Research

September 21, 2011

Transformative NIH grant targets lung cancer recurrence


Shuming Nie

If a tumor is more visible and easier to distinguish from surrounding tissues, surgeons will be more likely to be able to remove it completely. That's the rationale behind a new $7 million, five-year "transformative" grant from the National Institutes of Health to a team of researchers from Emory, Georgia Tech and the University of Pennsylvania's Perelman School of Medicine.

The grant is part of the NIH Director's Awards Program funded by the NIH Common Fund.

Shuming Nie and his colleagues at the Emory-Georgia Tech Nanotechnology Center for Personalized and Predictive Oncology have been developing fluorescent nanoparticle probes that home in on cancer cells. The grant will support the team's continuing work on the nanoparticles and instruments that visualize them for cancer detection during surgery.

The project team includes May Wang, director of biocomputing and bioinformatics at the Nanotechnology Center and Sunil Singhal, director of the Thoracic Surgery Research Laboratory at the Perelman School of Medicine. Nie is a professor and Wang is associate professor in the Wallace H. Coulter Department of Biomedical Engineering at Georgia Tech and Emory University.

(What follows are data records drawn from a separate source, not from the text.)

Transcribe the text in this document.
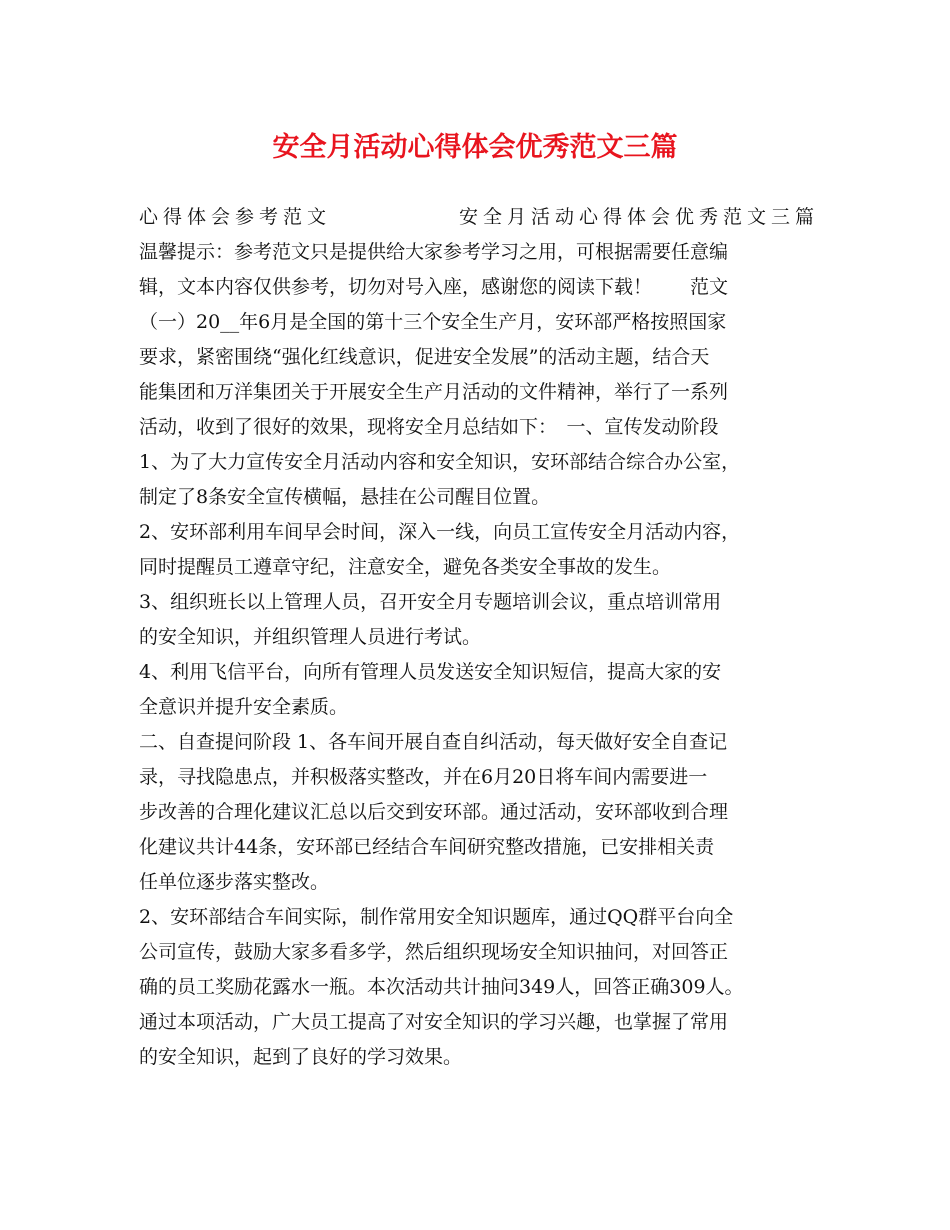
安全月活动心得体会优秀范文三篇
心得体会参考范文	安全月活动心得体会优秀范文三篇
温馨提示：参考范文只是提供给大家参考学习之用，可根据需要任意编
辑，文本内容仅供参考，切勿对号入座，感谢您的阅读下载！　　范文
（一）20__年6月是全国的第十三个安全生产月，安环部严格按照国家
要求，紧密围绕“强化红线意识，促进安全发展”的活动主题，结合天
能集团和万洋集团关于开展安全生产月活动的文件精神，举行了一系列
活动，收到了很好的效果，现将安全月总结如下：　一、宣传发动阶段
1、为了大力宣传安全月活动内容和安全知识，安环部结合综合办公室，
制定了8条安全宣传横幅，悬挂在公司醒目位置。
2、安环部利用车间早会时间，深入一线，向员工宣传安全月活动内容，
同时提醒员工遵章守纪，注意安全，避免各类安全事故的发生。
3、组织班长以上管理人员，召开安全月专题培训会议，重点培训常用
的安全知识，并组织管理人员进行考试。
4、利用飞信平台，向所有管理人员发送安全知识短信，提高大家的安
全意识并提升安全素质。
二、自查提问阶段 1、各车间开展自查自纠活动，每天做好安全自查记
录，寻找隐患点，并积极落实整改，并在6月20日将车间内需要进一
步改善的合理化建议汇总以后交到安环部。通过活动，安环部收到合理
化建议共计44条，安环部已经结合车间研究整改措施，已安排相关责
任单位逐步落实整改。
2、安环部结合车间实际，制作常用安全知识题库，通过QQ群平台向全
公司宣传，鼓励大家多看多学，然后组织现场安全知识抽问，对回答正
确的员工奖励花露水一瓶。本次活动共计抽问349人，回答正确309人。
通过本项活动，广大员工提高了对安全知识的学习兴趣，也掌握了常用
的安全知识，起到了良好的学习效果。
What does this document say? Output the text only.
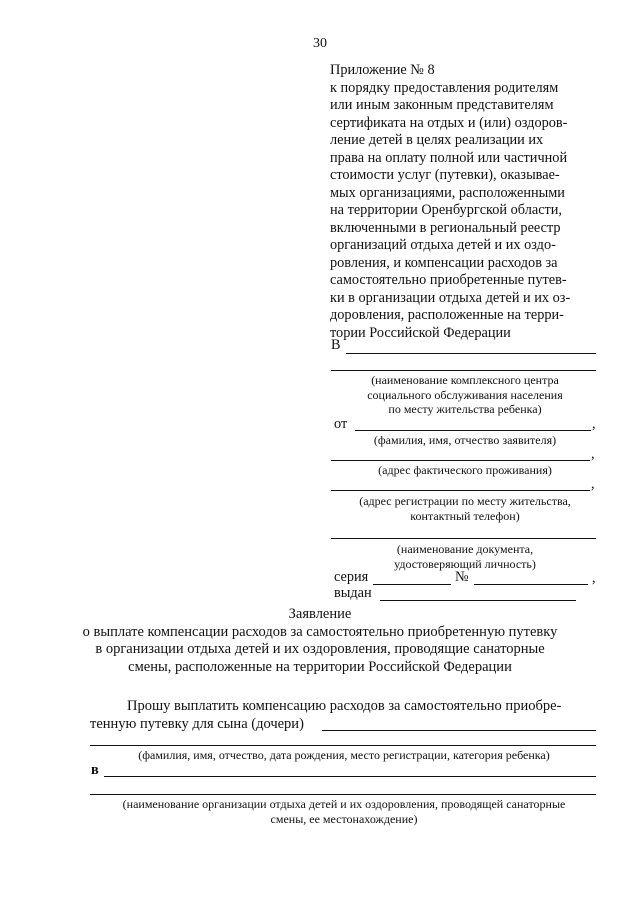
30
Приложение № 8
к порядку предоставления родителям
или иным законным представителям
сертификата на отдых и (или) оздоров-
ление детей в целях реализации их
права на оплату полной или частичной
стоимости услуг (путевки), оказывае-
мых организациями, расположенными
на территории Оренбургской области,
включенными в региональный реестр
организаций отдыха детей и их оздо-
ровления, и компенсации расходов за
самостоятельно приобретенные путев-
ки в организации отдыха детей и их оз-
доровления, расположенные на терри-
тории Российской Федерации
В
(наименование комплексного центра
социального обслуживания населения
по месту жительства ребенка)
от	,
(фамилия, имя, отчество заявителя)
,
(адрес фактического проживания)
,
(адрес регистрации по месту жительства,
контактный телефон)
(наименование документа,
удостоверяющий личность)
серия	№	,
выдан
Заявление
о выплате компенсации расходов за самостоятельно приобретенную путевку
в организации отдыха детей и их оздоровления, проводящие санаторные
смены, расположенные на территории Российской Федерации
Прошу выплатить компенсацию расходов за самостоятельно приобре-
тенную путевку для сына (дочери)
(фамилия, имя, отчество, дата рождения, место регистрации, категория ребенка)
в
(наименование организации отдыха детей и их оздоровления, проводящей санаторные
смены, ее местонахождение)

"At present, a significant group of patients who undergo surgery leave the operating room without a complete resection due to missed lesions," Nie says. "Our main goals are to help surgeons distinguish tumor margins, identify diseased lymph nodes and micrometastases, and to determine if the tumor has been completely removed. Having these capabilities can be expected to make a major impact in reducing recurrence rates of lung cancer after surgery."

The grant includes plans for tests of the nanoparticles and cancer detection instruments on dogs with naturally occurring lung tumors and a first-in-human clinical trial for patients with lung cancer at the University of Pennsylvania.

Nie and his colleagues have developed a hand-held device called a SpectroPen that can detect the two types of agents for detecting cancer: a fluorescent dye and gold particles.

The award was one of 17 granted this year through the NIH Director's Transformative Research Projects Program (T-R01), which was created to nurture innovative ideas that have the potential to advance fields and speed the translation of research into improved health for the American public.

Grant for tissue regeneration

Another T-RO1 grant, for $2 million over five years, was awarded to Todd McDevitt, director of the Stem Cell Engineering Center at Georgia Tech and an associate professor in the Wallace H. Coulter Department of Biomedical Engineering at Georgia Tech and Emory, along with Coulter associate professor Johnna Temenoff, and Woodruff School of Mechanical Engineering professor Robert Guldberg. The grant will support the development of tissue regeneration therapeutics for traumatic injuries and degenerative diseases.

"The NIH Director's Award programs reinvigorate the biomedical work force by providing unique opportunities to conduct research that is neither incremental nor conventional," says James M. Anderson, director of the Division of Program Coordination, Planning and Strategic Initiatives, at NIH. "The awards are intended to catalyze giant leaps forward for any area of biomedical research, allowing investigators to go in entirely new directions."